Facciamo nomi e cognomi: Mike Paradinas, boss di Planet Mu, e Steve Goodman / Kode9, boss di Hyperdub, non avrebbero potuto traghettare queste sonorità senza i collanti giusti al momento giusto. Non vogliamo sottovalutare l’importanza di Rp Boo e della sua Legacy, ma senza due lavori come Da Mind Of Traxman prima e Double Cup dopo, la footwork di Chicago e quella dei producer lungimiranti che l’hanno assorbita e ricontestualizzata (non solo Kode9, ma anche Machinedrum e Addison Groove) non avrebbe goduto di una fondamnetale, viva, dialettica.
La conferma di tutto ciò la riscontriamo, oggi, nelle recenti prove dei rispettivi producer: We On 1, EP composto da Rashad prima della morte (che ha visto la luce i primi di maggio, su un’etichetta di Houston, la Southern Belle, di un amico come Wheez-ie), e la seconda parte di Da Mind Of, nuovo tassello del mosaico sonoro di colui che della footwork può essere considerato il più enciclopedico autore. Ascoltando i due lavori, è evidente tanto il guardarsi attorno del primo, che torna nel ghetto per trovare nuove strade e traiettorie, quanto l’abilità del secondo, che, in perfetta convergenza parallela, si concentra per questa tracklist su uno massimo due sample per traccia, lavorando di fino sui tagli, sulla velocità dei loop, e naturalmente su tutto un parco ritmi.

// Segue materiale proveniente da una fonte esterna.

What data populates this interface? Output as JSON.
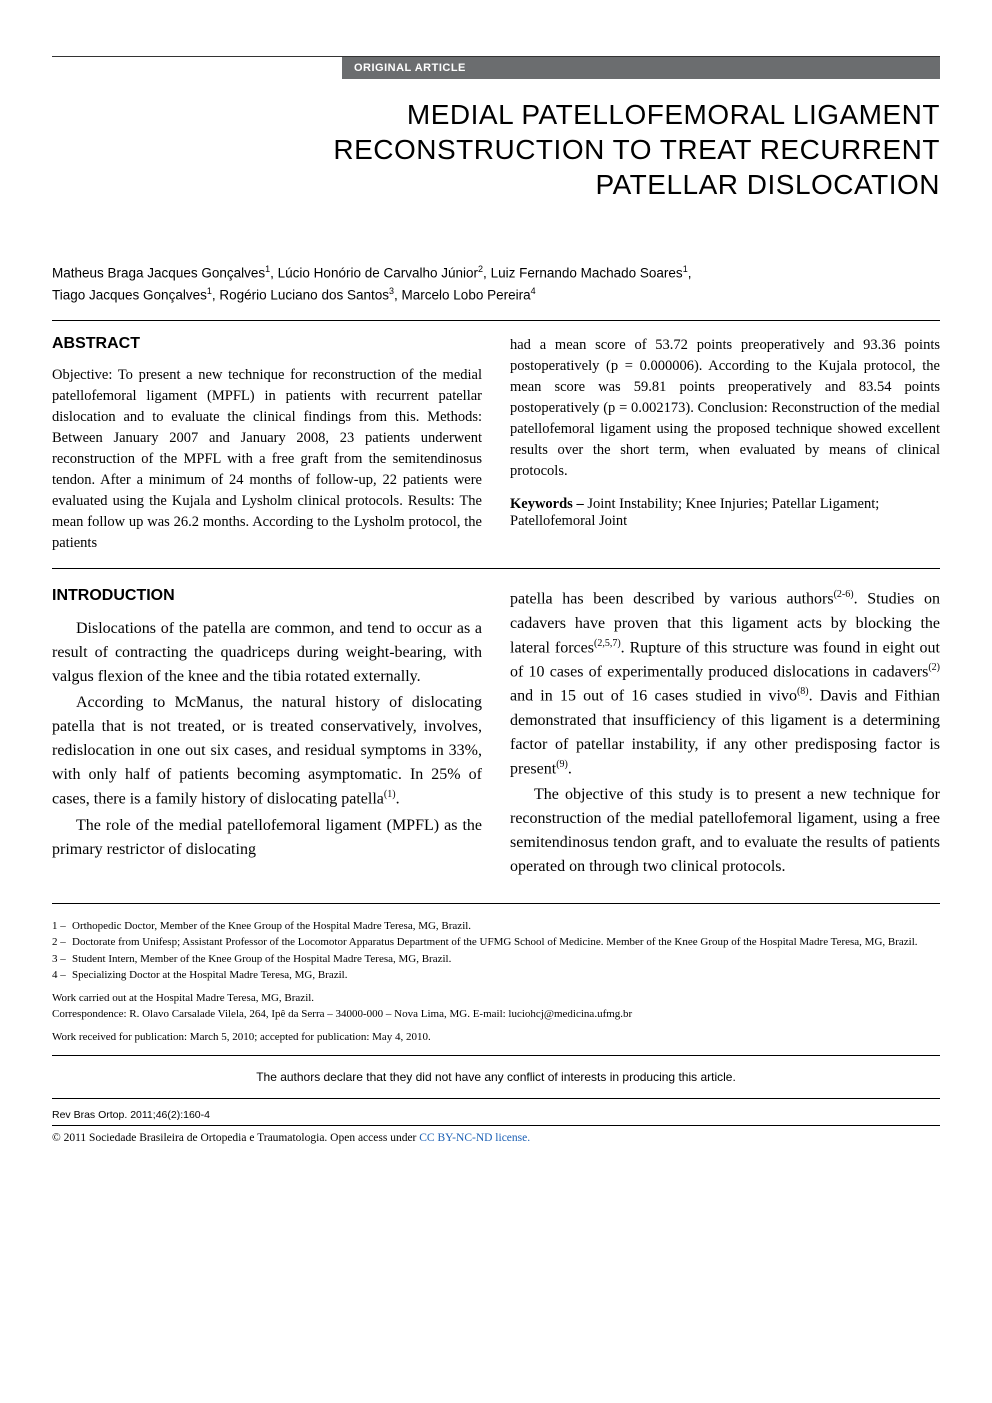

Da entrambe le parti, ci sono i campioni “in chiaro” provenienti da alcuni brani che hanno fatto la storia della musica pop: Rashad che fa volare una fisarmonica Stevie Wonder su un frammento di Chaka Khan (Somethin ‘Bout The Thing U Do), Traxman che prende il riff al synth di Computer World dei Kraftwerk triggerandolo su lallazioni vocali sempre di Ralf Hutter e soci (Computer Ghetto); poi c’è tutto il discorso sulla juke, con entrambi a serrare i ranghi e mostrare i vicoli e le strettoie, il chicagoano di Double Cup che torna sui 160bpm e gli incastri con la jungle (Come On Girl, con l’aiuto di Spinn), che setta la 808 su territori trap per parlare pur sempre di footwork (Do It Again, con Spinn e Manny), che stende bassi tipo gomme sull’asfalto; e, dall’altra parte, Ferguson che rende merito, come sa, alle storie di Chicago, l’house naturalmente (I Wanna Be High), ma anche il funk (U Got Me Running) e il soul, un sacco di 70s ma anche 80s, tutti campioni, che, per mano di entrambi, chiudono epopee in semplici gesti, come strisciate con la bomboletta.
Al netto di tutto il clamore suscitato dalla sua scomparsa, Dj Rashad ci regala un più che buon lavoro che riavvolge il nastro per srotolarlo su alcune – possibili – traiettorie (7.2), mentre Traxman, consegna un altro gioiello di produzione con alcune delle sue migliori zampate (7.4).